Recently, I’ve had the pleasure of interviewing some potential interns for According to Brittney. Even with a part-time job, this blog takes up a lot of my free time. There is also so much more I want to do, but with writing, social media, and working at home with a cat. Sometimes, the things I want to do just don’t get done.
Obviously, this is a bummer for me because I love this blog and want my ideas to come to light. So, that’s when I decided to hire an intern. Think you might have what it takes? You can apply on Indeed.com.
Anyway, while reviewing resumes and making some tough choices, I’ve noticed some pretty big mistakes. I’ve never been the person who hires before, but some of the resumes I’ve received make me a little worried for us.
So, here’s some of the mistakes I’ve seen that made me instantly push the reject button. Hopefully, you won’t make these mistakes in the future!
I can honestly say that I am terrible at this. When I write something, I often don’t look at it again (I’m trying to work on this, I swear!). The one place where I don’t let this happen is my resume and cover letter. I reread my resume like I’m interviewing myself.

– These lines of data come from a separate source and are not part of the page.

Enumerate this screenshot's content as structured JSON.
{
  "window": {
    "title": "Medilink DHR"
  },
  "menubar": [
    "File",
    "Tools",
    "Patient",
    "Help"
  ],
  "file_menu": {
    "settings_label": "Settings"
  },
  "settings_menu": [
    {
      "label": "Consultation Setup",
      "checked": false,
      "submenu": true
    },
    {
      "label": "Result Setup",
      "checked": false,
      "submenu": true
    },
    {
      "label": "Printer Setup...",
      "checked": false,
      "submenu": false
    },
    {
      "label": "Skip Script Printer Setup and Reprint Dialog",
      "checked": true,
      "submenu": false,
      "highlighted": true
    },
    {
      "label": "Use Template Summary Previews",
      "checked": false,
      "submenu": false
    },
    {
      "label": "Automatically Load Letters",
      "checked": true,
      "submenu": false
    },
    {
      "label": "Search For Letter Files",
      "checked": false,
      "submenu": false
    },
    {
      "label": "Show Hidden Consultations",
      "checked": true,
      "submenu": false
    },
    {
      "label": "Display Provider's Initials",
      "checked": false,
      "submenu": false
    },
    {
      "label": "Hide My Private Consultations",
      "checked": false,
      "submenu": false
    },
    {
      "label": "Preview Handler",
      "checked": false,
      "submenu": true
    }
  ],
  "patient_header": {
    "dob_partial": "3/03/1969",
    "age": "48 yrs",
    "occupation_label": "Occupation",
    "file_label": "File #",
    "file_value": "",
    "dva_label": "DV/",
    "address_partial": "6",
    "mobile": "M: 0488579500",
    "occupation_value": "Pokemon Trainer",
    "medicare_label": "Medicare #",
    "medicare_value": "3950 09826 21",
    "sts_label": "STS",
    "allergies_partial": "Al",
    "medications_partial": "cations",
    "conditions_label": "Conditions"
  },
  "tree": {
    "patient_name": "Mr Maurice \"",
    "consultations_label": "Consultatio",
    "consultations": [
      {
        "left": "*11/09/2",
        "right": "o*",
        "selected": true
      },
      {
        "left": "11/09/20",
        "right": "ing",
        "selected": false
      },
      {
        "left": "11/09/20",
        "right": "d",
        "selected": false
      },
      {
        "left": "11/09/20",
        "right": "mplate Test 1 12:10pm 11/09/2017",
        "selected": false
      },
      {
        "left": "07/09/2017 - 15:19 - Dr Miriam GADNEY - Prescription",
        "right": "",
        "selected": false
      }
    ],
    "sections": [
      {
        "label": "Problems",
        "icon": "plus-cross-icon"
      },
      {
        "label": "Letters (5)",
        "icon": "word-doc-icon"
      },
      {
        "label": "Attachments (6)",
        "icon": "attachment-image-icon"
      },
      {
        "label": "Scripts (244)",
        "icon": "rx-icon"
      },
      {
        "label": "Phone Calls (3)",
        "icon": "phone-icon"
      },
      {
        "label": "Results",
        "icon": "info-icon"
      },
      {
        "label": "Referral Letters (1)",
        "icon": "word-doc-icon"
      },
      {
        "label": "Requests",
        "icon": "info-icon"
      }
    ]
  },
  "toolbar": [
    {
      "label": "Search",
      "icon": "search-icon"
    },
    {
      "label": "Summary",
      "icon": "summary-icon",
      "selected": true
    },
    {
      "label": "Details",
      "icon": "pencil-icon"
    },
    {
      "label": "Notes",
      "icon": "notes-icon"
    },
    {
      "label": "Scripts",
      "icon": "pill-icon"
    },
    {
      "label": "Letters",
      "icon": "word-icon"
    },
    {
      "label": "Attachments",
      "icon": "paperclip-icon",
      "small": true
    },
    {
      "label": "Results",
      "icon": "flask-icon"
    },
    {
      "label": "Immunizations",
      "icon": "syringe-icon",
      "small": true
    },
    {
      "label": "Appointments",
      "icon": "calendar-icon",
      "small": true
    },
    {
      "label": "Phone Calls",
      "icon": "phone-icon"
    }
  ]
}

You could be a stellar candidate, but if you’ve got a mistake, that’s usually the end of your chances.
I had the pleasure of reading a cover letter for my blog that told me all about how their skills would benefit another company. Really? This is a marketing internship where writing is a crucial skill to have. You shouldn’t be copying and pasting your cover letter, but at least change the company names.
Not Researching The Company You Want To Work For
I know that the struggle is real and that we are all looking for good pay, benefits, and some kind of health insurance. But, if you’re applying for a job, you have to realize that you are applying to someone’s baby. My blog is my baby. I don’t want anyone near it unless they care for it’s well-being.
If you know nothing about my blog and write a cover letter about your background in history, I will not be impressed. It takes almost no time to go to the website and go to the about page. Even if you know nothing about the field, you can at least pretend because of this great thing called “The Internet” where information is literally at your finger tips (Sorry for the small rant but we’re talking about my baby).
Relying Only On School For Experience
One thing that I had the harsh reality of learning after college is that college meant close to nothing when it came to the job search. Employers weren’t that impressed with my degree or my entry-level job.
When I started interning and finding my own experiences, that’s when employers began taking notice in me. I’ve even been offered an interview solely on my blog experience. So, what are you going to do?
Start looking for internships, volunteer work, or anything in your field that is an addition to your education and work experience. Everyone has a degree, but not everyone is on the board of a non-profit or running their own freelance. Extra curriculars are still important after college.
This mistake is actually from my own mistakes. I’ve never gotten any job that I didn’t prepare for. For my current job, I took countless notes, performed mock interviews with friends, and asked for advice from anyone who’d give it.
In the end, all that preparation is what got me the job. For months, I’d just figure that it’d come to me in the moment. It won’t and it will sound unprepared. So, take the time to go over what you’re going to say and how you’re going to say it.
Not Thinking You Deserve the Job
When you’re just starting out and have little experience, it’s easy to turn to negative talk. “I’m not qualified enough,” “There is no one they will hire me,” are perfect examples of how we psych ourselves out and push us out of the race without even trying.
The best thing I ever did was really believe that I deserved the job I was applying for and really wanted. I had to believe I was qualified enough and that they would hire me. Guess what happened? They did. Confidence is always key.
I hope these tips make you think before you take the “spray and pray” method with your resume. Trust me, it almost never works!